Jawa Pos Radar Ngawi – DPRD Ngawi menggelar rapat paripurna, Selasa (12/8), membahas Rancangan Peraturan Daerah (Ranperda) Rencana Tata Ruang Wilayah (RTRW) 2025–2045.
Agenda ini juga dibarengi pembahasan ranperda lain yang berkaitan, seperti pengelolaan daerah aliran sungai (DAS) dan pengembangan sistem penyediaan air minum.
Ketua DPRD Ngawi Yuwono Kartiko mengatakan, pembahasan RTRW ini merupakan tindak lanjut usulan perubahan Perda 10/2011 tentang RTRW Ngawi 2010–2030 dari pihak eksekutif.
Perubahan dianggap perlu karena perkembangan pembangunan daerah tidak sepenuhnya sesuai dengan rencana awal.
“Perlu pengaturan ulang, termasuk pada lahan sawah yang dilindungi (LP2B),” ujarnya.
Dalam revisi RTRW yang baru, ada empat hal pokok yang akan dimuat.
Pertama, optimalisasi tata ruang sesuai kebutuhan pembangunan daerah.
Kedua, harmonisasi dan sinkronisasi kepentingan sektoral dan teritorial agar sejalan dengan kebijakan pusat, provinsi, dan kabupaten.
Ketiga, memastikan kepastian hukum sebagai acuan pembangunan.
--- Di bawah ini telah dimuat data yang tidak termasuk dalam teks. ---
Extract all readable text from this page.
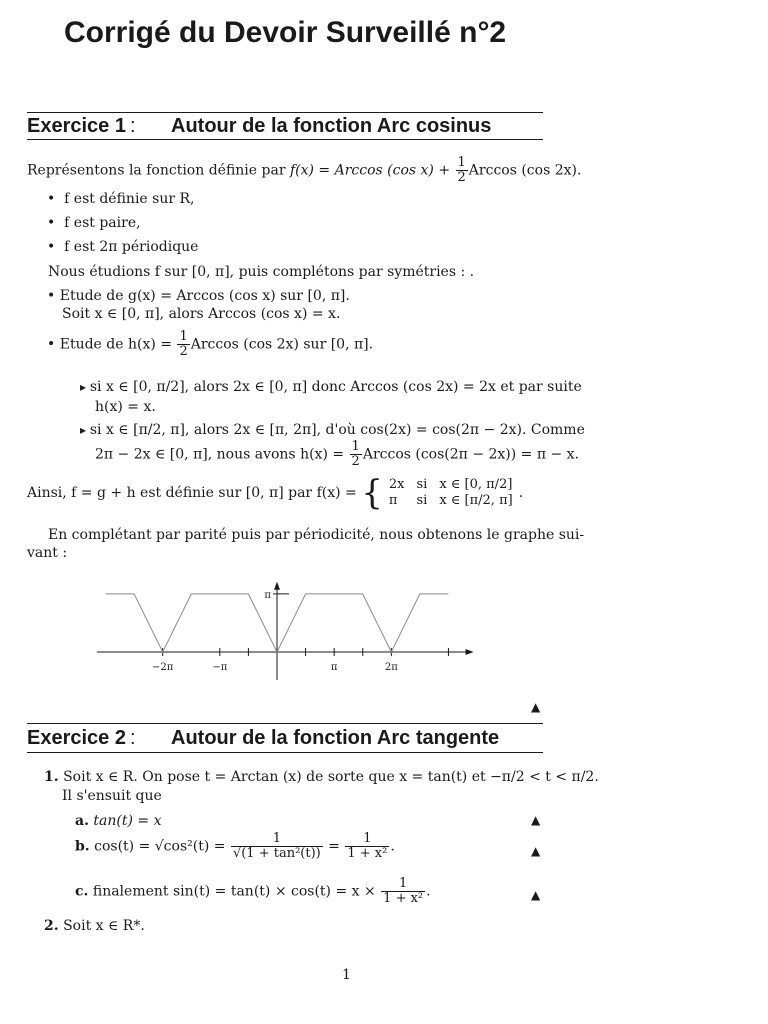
Corrigé du Devoir Surveillé n°2
Exercice 1 : Autour de la fonction Arc cosinus
Représentons la fonction définie par f(x) = Arccos (cos $x) + \frac{1}{2}$ Arccos (cos 2x).
•  f est définie sur R,
•  f est paire,
•  f est 2π périodique
Nous étudions f sur [0, π], puis complétons par symétries : .
• Etude de g(x) = Arccos (cos x) sur [0, π].
Soit x ∈ [0, π], alors Arccos (cos x) = x.
• Etude de $h(x) = \frac{1}{2}$ Arccos (cos 2x) sur [0, π].
▸ si x ∈ [0, π/2], alors 2x ∈ [0, π] donc Arccos (cos 2x) = 2x et par suite
h(x) = x.
▸ si x ∈ [π/2, π], alors 2x ∈ [π, 2π], d'où cos(2x) = cos(2π − 2x). Comme
2π − 2x ∈ [0, π], nous avons $h(x) = \frac{1}{2}$ Arccos (cos(2π − 2x)) = π − x.
Ainsi, f = g + h est définie sur [0, π] par f(x) = { 2x	si	x ∈ [0, π/2]
π	si	x ∈ [π/2, π] .
En complétant par parité puis par périodicité, nous obtenons le graphe sui-
vant :
−2π	−π	π	2π
π
▲
Exercice 2 : Autour de la fonction Arc tangente
1. Soit x ∈ R. On pose t = Arctan (x) de sorte que x = tan(t) et −π/2 < t < π/2.
Il s'ensuit que
a. tan(t) = x	▲
b. $\cos(t) = √\cos^2(t) = \frac{1}{\text{√(1 + tan²(t))}} = \frac{1}{\text{1 + x²}}$ .	▲
c. finalement $\sin(t) = \tan(t) \times \cos(t) = x \times \frac{1}{\text{1 + x²}}$ .	▲
2. Soit x ∈ R*.
1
Keempat, menjaga keseimbangan ekologi dan lingkungan.
“Karena itu, pembahasan RTRW dibarengkan dengan perda lain yang terkait tata lingkungan, termasuk penyediaan air bersih,” kata politisi yang akrab disapa King itu.
Salah satu program yang dibahas adalah penyediaan air minum gratis 1,5 liter per hari untuk setiap warga.
Anggarannya diperkirakan mencapai Rp 10 miliar per tahun.
Jika konsumsi melebihi jatah tersebut, akan dikenakan biaya.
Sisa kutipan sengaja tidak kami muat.